GCA remains actively engaged providing available resources to its members but, “The role of the GCA has really changed over time,” she says. Twenty-five or thirty years ago, the GCA was essentially a labor relations organization and still has, “a very strong focus on labor relations,” especially now concerning issues related to regulatory and legislative compliance. Today, the association has taken, “a larger role in how the contractors manage their businesses.”

Denise reflects that the reconstruction of the World Trade Centre site was a project that was a challenge for members. “That was a very difficult period of time in New York City’s history. Our members were among the first responders.” These members were working on other projects in the metropolitan area at the time and owned the much-needed heavy equipment. “So we were able to quickly mobilize.”

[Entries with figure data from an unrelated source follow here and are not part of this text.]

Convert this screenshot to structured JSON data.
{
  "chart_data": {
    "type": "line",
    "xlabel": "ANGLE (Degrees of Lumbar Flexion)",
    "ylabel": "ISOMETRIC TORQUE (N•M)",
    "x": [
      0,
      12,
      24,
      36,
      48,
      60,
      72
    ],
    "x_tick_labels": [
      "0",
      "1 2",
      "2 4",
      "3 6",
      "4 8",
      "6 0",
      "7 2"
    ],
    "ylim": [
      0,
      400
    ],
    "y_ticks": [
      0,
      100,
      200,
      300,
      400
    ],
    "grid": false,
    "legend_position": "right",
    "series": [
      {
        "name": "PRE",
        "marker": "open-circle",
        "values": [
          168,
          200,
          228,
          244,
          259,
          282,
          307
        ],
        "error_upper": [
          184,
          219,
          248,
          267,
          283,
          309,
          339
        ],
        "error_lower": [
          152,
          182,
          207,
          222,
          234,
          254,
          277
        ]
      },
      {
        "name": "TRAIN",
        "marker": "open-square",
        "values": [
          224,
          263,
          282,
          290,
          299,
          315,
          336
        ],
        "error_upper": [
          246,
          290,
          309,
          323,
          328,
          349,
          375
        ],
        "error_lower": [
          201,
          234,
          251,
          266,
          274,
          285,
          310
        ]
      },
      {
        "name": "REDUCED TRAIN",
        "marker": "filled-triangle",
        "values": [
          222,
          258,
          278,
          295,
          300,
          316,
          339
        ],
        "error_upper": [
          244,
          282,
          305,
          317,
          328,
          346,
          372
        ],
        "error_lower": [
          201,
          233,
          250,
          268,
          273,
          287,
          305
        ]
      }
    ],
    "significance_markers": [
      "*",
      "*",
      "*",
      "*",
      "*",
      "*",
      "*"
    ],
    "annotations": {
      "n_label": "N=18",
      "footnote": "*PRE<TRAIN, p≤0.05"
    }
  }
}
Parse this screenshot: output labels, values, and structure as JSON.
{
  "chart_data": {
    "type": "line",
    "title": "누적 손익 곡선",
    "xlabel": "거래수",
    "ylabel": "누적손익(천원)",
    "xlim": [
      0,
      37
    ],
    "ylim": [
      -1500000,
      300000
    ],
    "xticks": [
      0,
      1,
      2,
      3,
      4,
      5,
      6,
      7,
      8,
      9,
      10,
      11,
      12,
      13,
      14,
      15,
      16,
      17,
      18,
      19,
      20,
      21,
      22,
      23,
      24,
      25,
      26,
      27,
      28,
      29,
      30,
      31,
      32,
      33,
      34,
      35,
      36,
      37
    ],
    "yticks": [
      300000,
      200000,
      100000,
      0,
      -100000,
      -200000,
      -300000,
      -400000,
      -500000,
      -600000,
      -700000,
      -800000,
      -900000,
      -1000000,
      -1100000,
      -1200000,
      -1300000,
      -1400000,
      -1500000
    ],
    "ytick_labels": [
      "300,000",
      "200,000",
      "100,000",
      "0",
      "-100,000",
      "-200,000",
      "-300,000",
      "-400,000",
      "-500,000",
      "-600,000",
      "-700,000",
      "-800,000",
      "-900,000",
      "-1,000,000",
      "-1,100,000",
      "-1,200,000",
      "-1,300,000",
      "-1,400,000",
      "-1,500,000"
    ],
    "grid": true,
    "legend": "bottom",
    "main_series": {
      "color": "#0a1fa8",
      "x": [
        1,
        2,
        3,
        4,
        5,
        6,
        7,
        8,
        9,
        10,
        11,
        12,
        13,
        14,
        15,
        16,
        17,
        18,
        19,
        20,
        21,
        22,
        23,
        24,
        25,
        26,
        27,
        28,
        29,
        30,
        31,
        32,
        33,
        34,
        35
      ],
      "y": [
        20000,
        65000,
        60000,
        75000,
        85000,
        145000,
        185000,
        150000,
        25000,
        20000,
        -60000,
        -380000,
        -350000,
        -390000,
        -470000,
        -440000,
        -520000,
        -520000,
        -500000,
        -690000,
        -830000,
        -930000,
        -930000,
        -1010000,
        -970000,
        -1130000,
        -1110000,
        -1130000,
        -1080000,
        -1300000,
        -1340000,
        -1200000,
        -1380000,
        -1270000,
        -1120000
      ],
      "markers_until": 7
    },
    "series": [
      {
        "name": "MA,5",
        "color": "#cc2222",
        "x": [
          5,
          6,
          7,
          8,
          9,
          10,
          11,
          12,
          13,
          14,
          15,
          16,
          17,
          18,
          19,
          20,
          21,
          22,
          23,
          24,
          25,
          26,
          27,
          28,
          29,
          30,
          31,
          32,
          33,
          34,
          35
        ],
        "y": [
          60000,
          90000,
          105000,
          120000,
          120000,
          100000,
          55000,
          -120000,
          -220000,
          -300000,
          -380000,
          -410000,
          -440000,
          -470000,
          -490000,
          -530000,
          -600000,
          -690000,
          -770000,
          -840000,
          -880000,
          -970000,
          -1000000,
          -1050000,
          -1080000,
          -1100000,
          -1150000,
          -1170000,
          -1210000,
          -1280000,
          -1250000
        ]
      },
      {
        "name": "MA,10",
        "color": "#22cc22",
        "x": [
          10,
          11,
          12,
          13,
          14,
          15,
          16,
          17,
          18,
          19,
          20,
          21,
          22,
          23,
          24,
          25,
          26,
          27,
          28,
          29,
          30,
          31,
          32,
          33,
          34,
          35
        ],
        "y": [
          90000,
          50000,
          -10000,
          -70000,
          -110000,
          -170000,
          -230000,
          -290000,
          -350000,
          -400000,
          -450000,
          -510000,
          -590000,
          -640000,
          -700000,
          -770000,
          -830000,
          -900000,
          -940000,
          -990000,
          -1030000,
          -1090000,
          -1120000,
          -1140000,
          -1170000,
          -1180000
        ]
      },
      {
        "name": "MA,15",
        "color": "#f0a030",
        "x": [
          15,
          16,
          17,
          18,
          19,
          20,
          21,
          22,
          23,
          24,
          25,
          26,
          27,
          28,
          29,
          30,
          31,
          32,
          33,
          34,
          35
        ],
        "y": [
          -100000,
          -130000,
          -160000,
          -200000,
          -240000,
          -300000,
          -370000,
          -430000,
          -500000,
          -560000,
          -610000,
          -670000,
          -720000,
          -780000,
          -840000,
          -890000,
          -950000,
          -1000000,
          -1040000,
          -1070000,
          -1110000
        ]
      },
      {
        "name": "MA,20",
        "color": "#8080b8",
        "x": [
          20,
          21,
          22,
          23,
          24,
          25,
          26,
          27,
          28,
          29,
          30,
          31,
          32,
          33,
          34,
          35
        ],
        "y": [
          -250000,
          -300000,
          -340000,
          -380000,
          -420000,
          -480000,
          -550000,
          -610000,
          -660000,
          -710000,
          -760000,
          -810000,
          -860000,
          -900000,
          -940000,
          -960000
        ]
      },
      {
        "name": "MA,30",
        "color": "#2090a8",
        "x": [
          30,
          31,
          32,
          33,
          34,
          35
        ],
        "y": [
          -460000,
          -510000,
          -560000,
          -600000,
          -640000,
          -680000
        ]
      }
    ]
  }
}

GCA members worked as volunteers on the rescue and recovery operations and later as contractors for the cleanup, a grueling task with which none were prepared to cope. “That was a very, very hard time for all of us,” says Denise. “The World Trade Centre site basically got built by us in many forms as we cleared the site, constructed the temporary stations, the new station and did all the building foundations.” These members also had to carry out the construction project in a confined site during a time that, “we needed to keep the city moving and keep lower Manhattan functioning.”

This specific project had the “logistical challenge of construction, the very real technical challenges engineering-wise that we faced at the site, as well as the emotional aspect of it that will never go away for anybody who works down there.”

Other notable projects were the on-time opening of the first phase of the Second Avenue subway in January 2017. The long-awaited project helps reduce commute times and overcrowding. Also, the city’s third water tunnel was completed; the first was constructed in 1917 and the second in 1937. Denise adds that GCA’s members have worked on, “a number of other very complex and challenging construction projects.”

Denise hopes her members are seen as, “a thoughtful voice in the infrastructure public policy debate. I think that is the future role for the association.”